I have a bunch of data files (dumped from an Oracle database) that look like this:
17; 12,43;Data dump of integer and float fields 18; -4,10;The decimal separator is ,
I’d like to load the data into a MySQL database with
mysqlimport -Lr --fields-terminated-by=';' --fields-optionally-enclosed-by='"' database input.txt
but those pesky floating point fields are getting truncated at the , and no amount of messing with LC_NUMERIC gets it to use the comma as a decimal separator.
Anyone know how to massage mysql to do this?
December 13th, 2005 at 7:59 pm
I assume that chucking the file through sed ‘s/\([0-9]*; *-*[0-9]*\),\([0-9]*;\)/\1.\2/’ is unavailable for some reason?
December 13th, 2005 at 11:32 pm
The mysqlimport tool is only sending the SQL command LOAD DATA INFILE… to the MySQL server. Changing LC_NUMERIC on the client side should have no effect. And you probably do not want to change LC_NUMERIC on the server side, so the best way is probably to transform the input file as suggested in the previous comment.
If floating-point numbers can occur in any column, the substitution can be done with: ‘s/\([0-9]+\),\([0-9]+\)/\1.\2/’
December 14th, 2005 at 2:24 am
the s/,/. trick doesn’t work because the database has a bucketload of numeric CSV fields like “12,15,32,18” to represent lists of numbers (don’t get me started).
It looks like the easiest thing to do is to redo the dump (ech!) with
alter session set NLS_NUMERIC_CHARACTERS=”.,”
I also needed to add –fields-escaped-by=” since Oracle doesn’t quote fields or escape characters in there, and some text fields used ; as a separator.
December 14th, 2005 at 2:25 am
Alternatively, starting the server in French mode, doing the import, then restarting it in English mode is an option. Will try that (thanks for the idea, Raphaël).
December 14th, 2005 at 3:11 am
You could try the following program to convert floating fields seperated with commas, into fields seperating with decimal points.

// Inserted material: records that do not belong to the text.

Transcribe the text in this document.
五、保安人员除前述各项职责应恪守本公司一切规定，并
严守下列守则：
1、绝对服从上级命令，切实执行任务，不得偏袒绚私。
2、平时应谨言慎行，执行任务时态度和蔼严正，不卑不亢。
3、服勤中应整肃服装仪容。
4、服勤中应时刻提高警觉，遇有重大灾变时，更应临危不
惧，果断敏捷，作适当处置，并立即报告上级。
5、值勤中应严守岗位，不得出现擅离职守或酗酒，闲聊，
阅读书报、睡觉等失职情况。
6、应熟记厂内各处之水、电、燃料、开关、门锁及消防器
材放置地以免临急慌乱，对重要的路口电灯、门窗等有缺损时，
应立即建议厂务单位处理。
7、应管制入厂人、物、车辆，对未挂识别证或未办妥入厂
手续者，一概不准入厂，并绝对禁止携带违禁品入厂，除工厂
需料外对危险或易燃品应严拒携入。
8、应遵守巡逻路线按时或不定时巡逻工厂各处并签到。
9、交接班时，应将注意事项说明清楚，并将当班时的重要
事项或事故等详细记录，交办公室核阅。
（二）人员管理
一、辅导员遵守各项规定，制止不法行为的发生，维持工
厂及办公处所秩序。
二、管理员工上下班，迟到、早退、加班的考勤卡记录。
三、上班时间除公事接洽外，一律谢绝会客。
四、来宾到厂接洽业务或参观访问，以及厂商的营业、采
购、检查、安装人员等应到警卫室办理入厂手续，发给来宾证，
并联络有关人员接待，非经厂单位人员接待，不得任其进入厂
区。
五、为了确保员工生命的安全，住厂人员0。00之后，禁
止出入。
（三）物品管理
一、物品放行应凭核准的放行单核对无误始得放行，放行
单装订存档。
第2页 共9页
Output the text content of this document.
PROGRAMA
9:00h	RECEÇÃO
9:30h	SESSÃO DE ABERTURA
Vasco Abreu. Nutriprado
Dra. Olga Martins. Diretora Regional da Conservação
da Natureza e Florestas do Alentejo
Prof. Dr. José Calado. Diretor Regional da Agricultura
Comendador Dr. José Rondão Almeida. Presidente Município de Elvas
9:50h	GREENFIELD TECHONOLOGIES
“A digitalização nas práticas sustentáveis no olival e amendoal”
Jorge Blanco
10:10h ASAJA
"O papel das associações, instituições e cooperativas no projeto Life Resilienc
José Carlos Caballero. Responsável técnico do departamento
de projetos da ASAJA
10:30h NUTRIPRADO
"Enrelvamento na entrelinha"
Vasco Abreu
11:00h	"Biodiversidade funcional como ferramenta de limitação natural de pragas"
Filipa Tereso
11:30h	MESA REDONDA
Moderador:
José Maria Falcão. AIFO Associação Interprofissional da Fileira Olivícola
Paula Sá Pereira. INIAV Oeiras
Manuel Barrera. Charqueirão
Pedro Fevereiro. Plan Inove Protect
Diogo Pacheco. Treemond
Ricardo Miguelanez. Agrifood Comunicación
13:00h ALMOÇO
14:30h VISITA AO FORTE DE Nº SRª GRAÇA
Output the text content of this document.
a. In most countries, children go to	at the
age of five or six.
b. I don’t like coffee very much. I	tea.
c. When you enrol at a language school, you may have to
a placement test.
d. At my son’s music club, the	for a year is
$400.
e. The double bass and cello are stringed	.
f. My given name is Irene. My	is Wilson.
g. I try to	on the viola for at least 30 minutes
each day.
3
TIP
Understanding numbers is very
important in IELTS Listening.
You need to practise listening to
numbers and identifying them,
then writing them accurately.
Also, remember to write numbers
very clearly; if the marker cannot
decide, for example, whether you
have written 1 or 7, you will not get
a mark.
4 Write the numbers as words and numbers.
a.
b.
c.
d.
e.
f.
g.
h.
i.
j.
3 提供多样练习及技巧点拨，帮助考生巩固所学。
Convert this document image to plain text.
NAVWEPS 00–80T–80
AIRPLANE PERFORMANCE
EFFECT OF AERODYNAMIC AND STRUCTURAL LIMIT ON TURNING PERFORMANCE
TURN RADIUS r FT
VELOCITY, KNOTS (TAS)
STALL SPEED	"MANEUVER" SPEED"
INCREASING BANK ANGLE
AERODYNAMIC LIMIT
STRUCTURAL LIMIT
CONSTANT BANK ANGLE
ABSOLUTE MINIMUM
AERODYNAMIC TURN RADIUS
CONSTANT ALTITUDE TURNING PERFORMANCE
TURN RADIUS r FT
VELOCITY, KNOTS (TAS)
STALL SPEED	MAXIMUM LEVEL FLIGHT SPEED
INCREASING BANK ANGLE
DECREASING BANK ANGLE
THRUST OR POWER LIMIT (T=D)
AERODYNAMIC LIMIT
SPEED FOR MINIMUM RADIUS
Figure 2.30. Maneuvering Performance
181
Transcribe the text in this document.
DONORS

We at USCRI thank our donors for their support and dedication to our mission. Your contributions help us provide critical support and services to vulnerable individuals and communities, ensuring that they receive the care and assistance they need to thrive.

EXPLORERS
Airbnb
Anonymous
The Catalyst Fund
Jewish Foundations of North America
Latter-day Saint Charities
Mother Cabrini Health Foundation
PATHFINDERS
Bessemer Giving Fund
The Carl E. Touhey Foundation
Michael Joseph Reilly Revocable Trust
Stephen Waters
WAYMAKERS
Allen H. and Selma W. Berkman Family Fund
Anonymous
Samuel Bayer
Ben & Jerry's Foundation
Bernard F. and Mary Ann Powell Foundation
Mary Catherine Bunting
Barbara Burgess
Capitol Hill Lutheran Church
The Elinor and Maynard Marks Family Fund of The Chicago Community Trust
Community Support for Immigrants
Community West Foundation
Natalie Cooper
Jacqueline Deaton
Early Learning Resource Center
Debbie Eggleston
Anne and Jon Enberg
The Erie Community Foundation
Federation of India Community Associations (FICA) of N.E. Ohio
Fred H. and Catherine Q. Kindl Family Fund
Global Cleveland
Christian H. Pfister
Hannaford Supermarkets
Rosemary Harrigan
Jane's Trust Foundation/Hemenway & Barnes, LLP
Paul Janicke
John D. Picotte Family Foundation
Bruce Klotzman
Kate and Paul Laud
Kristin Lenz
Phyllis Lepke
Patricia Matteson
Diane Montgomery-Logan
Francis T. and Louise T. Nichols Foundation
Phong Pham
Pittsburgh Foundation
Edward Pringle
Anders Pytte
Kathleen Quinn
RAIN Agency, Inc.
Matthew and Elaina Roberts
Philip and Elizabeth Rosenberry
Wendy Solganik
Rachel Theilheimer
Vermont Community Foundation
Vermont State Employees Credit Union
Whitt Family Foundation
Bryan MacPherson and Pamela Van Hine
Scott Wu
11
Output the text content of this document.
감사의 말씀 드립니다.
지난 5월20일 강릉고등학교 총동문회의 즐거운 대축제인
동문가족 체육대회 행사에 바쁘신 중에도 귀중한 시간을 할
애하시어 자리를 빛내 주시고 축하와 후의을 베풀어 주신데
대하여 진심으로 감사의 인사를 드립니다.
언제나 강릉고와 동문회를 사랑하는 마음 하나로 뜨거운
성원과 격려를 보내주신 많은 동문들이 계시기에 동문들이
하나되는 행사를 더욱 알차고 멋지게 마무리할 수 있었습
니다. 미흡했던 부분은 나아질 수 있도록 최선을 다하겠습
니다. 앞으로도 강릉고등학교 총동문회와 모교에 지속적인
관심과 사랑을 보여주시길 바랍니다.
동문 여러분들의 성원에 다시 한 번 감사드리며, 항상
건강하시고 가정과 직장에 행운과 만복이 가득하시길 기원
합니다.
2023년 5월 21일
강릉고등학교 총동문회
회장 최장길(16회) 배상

Input and output is from/to standard input and standard output.
—-
#!/usr/bin/env python
import sys
import re
import csv
if __name__ == “__main__”:
reader = csv.reader(sys.stdin, delimiter = “;”)
writer = csv.writer(sys.stdout, delimiter = “;”)
fre = re.compile(“^(\s*[0-9]*),([0-9]*\s*)$”)
for row in reader:
newrow = ()
for field in row:
match = fre.match(str(field))
if match:
newrow = newrow + (match.group(1) + “.” + match.group(2), )
else:
newrow = newrow + (field, )
writer.writerow(newrow)
December 14th, 2005 at 3:14 am
It might be best to copy the program in the previous comment from the source HTML, since the tabs are lost in the browser rendering.
December 14th, 2005 at 3:42 am
If the database output uses commas as decimal separators and uses the same character for separating list elements, then it is asking for trouble.
But these two meanings for the comma are almost certainly occurring in different columns, so the s/,/./ trick can still be used as suggested by Stuart Langridge: make sure that your regexp only matches the column in which the replacements should be made.